Les grammairiens lascifs - La grammaire à la fin de l'Empire romain
Maria Grazia Bajoni
Paris : Les Belles lettres, coll. "Histoire", 2008.
25€
EAN 9782251380957
Présentation de l'éditeur :
"Il se laissait appeler le Lascif, et ce surnom, si contraire à la
pureté de sa vie, il ne le repoussa jamais, parce qu'il plaisait aux
oreilles de ses amis.
"
Pourquoi Ausone, dans sa Commémoration des professeurs de Bordeaux,
a-t-il centré sur ce surnom à connotation érotique, Lascivus,
l'évocation funèbre du grammairien Leontius, son ami et homme de grande
dignité morale?
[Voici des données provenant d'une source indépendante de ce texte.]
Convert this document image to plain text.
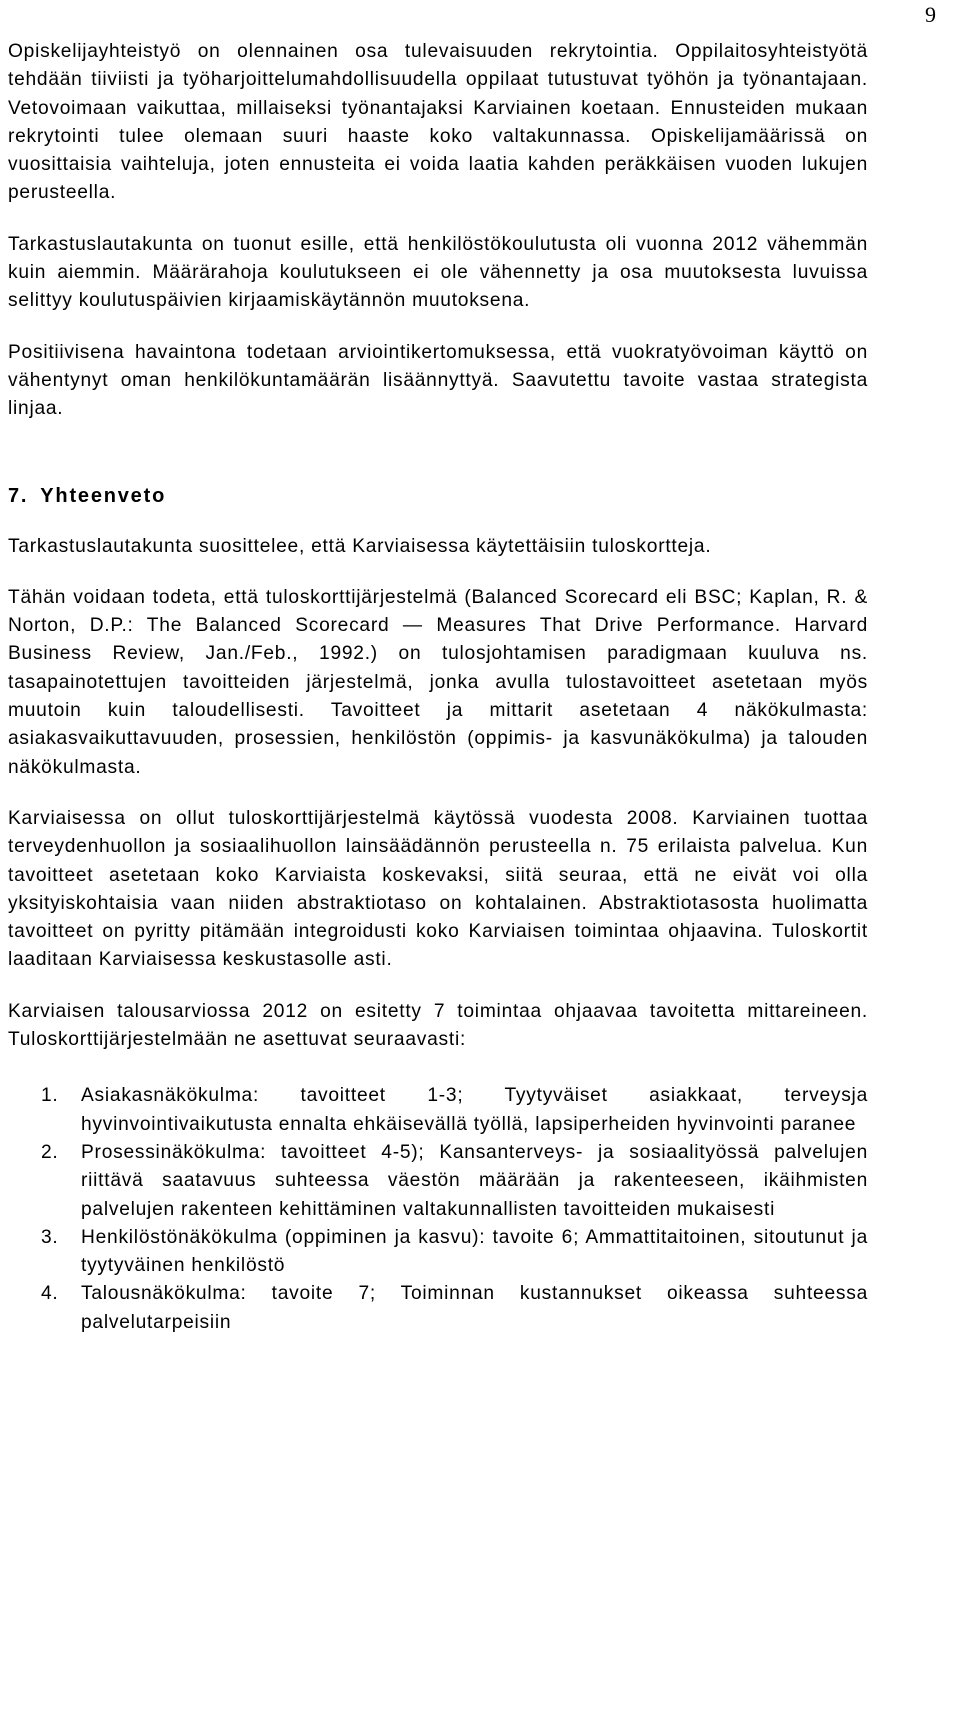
9

Opiskelijayhteistyö on olennainen osa tulevaisuuden rekrytointia. Oppilaitosyhteistyötä tehdään tiiviisti ja työharjoittelumahdollisuudella oppilaat tutustuvat työhön ja työnantajaan. Vetovoimaan vaikuttaa, millaiseksi työnantajaksi Karviainen koetaan. Ennusteiden mukaan rekrytointi tulee olemaan suuri haaste koko valtakunnassa. Opiskelijamäärissä on vuosittaisia vaihteluja, joten ennusteita ei voida laatia kahden peräkkäisen vuoden lukujen perusteella.

Tarkastuslautakunta on tuonut esille, että henkilöstökoulutusta oli vuonna 2012 vähemmän kuin aiemmin. Määrärahoja koulutukseen ei ole vähennetty ja osa muutoksesta luvuissa selittyy koulutuspäivien kirjaamiskäytännön muutoksena.

Positiivisena havaintona todetaan arviointikertomuksessa, että vuokratyövoiman käyttö on vähentynyt oman henkilökuntamäärän lisäännyttyä. Saavutettu tavoite vastaa strategista linjaa.

7. Yhteenveto

Tarkastuslautakunta suosittelee, että Karviaisessa käytettäisiin tuloskortteja.

Tähän voidaan todeta, että tuloskorttijärjestelmä (Balanced Scorecard eli BSC; Kaplan, R. & Norton, D.P.: The Balanced Scorecard — Measures That Drive Performance. Harvard Business Review, Jan./Feb., 1992.) on tulosjohtamisen paradigmaan kuuluva ns. tasapainotettujen tavoitteiden järjestelmä, jonka avulla tulostavoitteet asetetaan myös muutoin kuin taloudellisesti. Tavoitteet ja mittarit asetetaan 4 näkökulmasta: asiakasvaikuttavuuden, prosessien, henkilöstön (oppimis- ja kasvunäkökulma) ja talouden näkökulmasta.

Karviaisessa on ollut tuloskorttijärjestelmä käytössä vuodesta 2008. Karviainen tuottaa terveydenhuollon ja sosiaalihuollon lainsäädännön perusteella n. 75 erilaista palvelua. Kun tavoitteet asetetaan koko Karviaista koskevaksi, siitä seuraa, että ne eivät voi olla yksityiskohtaisia vaan niiden abstraktiotaso on kohtalainen. Abstraktiotasosta huolimatta tavoitteet on pyritty pitämään integroidusti koko Karviaisen toimintaa ohjaavina. Tuloskortit laaditaan Karviaisessa keskustasolle asti.

Karviaisen talousarviossa 2012 on esitetty 7 toimintaa ohjaavaa tavoitetta mittareineen. Tuloskorttijärjestelmään ne asettuvat seuraavasti:

1. Asiakasnäkökulma: tavoitteet 1-3; Tyytyväiset asiakkaat, terveysja hyvinvointivaikutusta ennalta ehkäisevällä työllä, lapsiperheiden hyvinvointi paranee
2. Prosessinäkökulma: tavoitteet 4-5); Kansanterveys- ja sosiaalityössä palvelujen riittävä saatavuus suhteessa väestön määrään ja rakenteeseen, ikäihmisten palvelujen rakenteen kehittäminen valtakunnallisten tavoitteiden mukaisesti
3. Henkilöstönäkökulma (oppiminen ja kasvu): tavoite 6; Ammattitaitoinen, sitoutunut ja tyytyväinen henkilöstö
4. Talousnäkökulma: tavoite 7; Toiminnan kustannukset oikeassa suhteessa palvelutarpeisiin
Tel est le point de départ de l'étude sociologique que
Maria Grazia Bajoni consacre aux différents acteurs de la profession
enseignante à Rome, depuis le grammaticus qui donnait la formation
élémentaire, jusqu'au professeur de rhétorique qui prenait la suite, le
même terme de grammaticus désignant aussi les grammairiens érudits,
ancêtres de nos linguistes modernes.
L'immoralité des grammairiens
est presqu'un lieu commun de la civilisation romaine. Pervers,
libidineux ou seulement incultes, les chasseurs de barbarismes passent
pour avoir des moeurs dissolues. À qui la faute? Le type du "maître
corrompu" se trouve un peu partout dans les textes anciens. Suétone
(70-122) présente un Remmius Palaemon méprisable qui se consacre à des
pratiques infamantes envers les femmes.
Ausone (310-395) dit de
même dans les épigrammes consacrées au grammairien Eunus, plaisantant
sur la perversion du personnage qui n'a d'égale que son ignorance. Sexe
et grammaire: pourquoi et comment s'est constituée cette relation?
Comment expliquer ce rapport entre l'écriture, l'écrit et le
comportement de celui qui maîtrise la grammaire? Loin d'être un essai
sur l'éducation dans l'Antiquité classique, ce livre est une enquête
sur une profession et des hommes qui, en Grèce et à Rome, se trouvaient
à la fois au sommet et à la marge de la culture imposée par la
tradition et les institutions politiques.
Après
des études de littérature latine et de philologie classique à
l'Université Catholique de Milan, Maria Grazia Bajoni s'y est vu
confier depuis 1980 un enseignement de langue latine.
Ses
publications ont porté en particulier sur l'oeuvre philosophique
d'Apulée et sur Ausone. Elle prépare actuellement une étude à la fois
institutionnelle et linguistique de la diplomatie romaine tardive.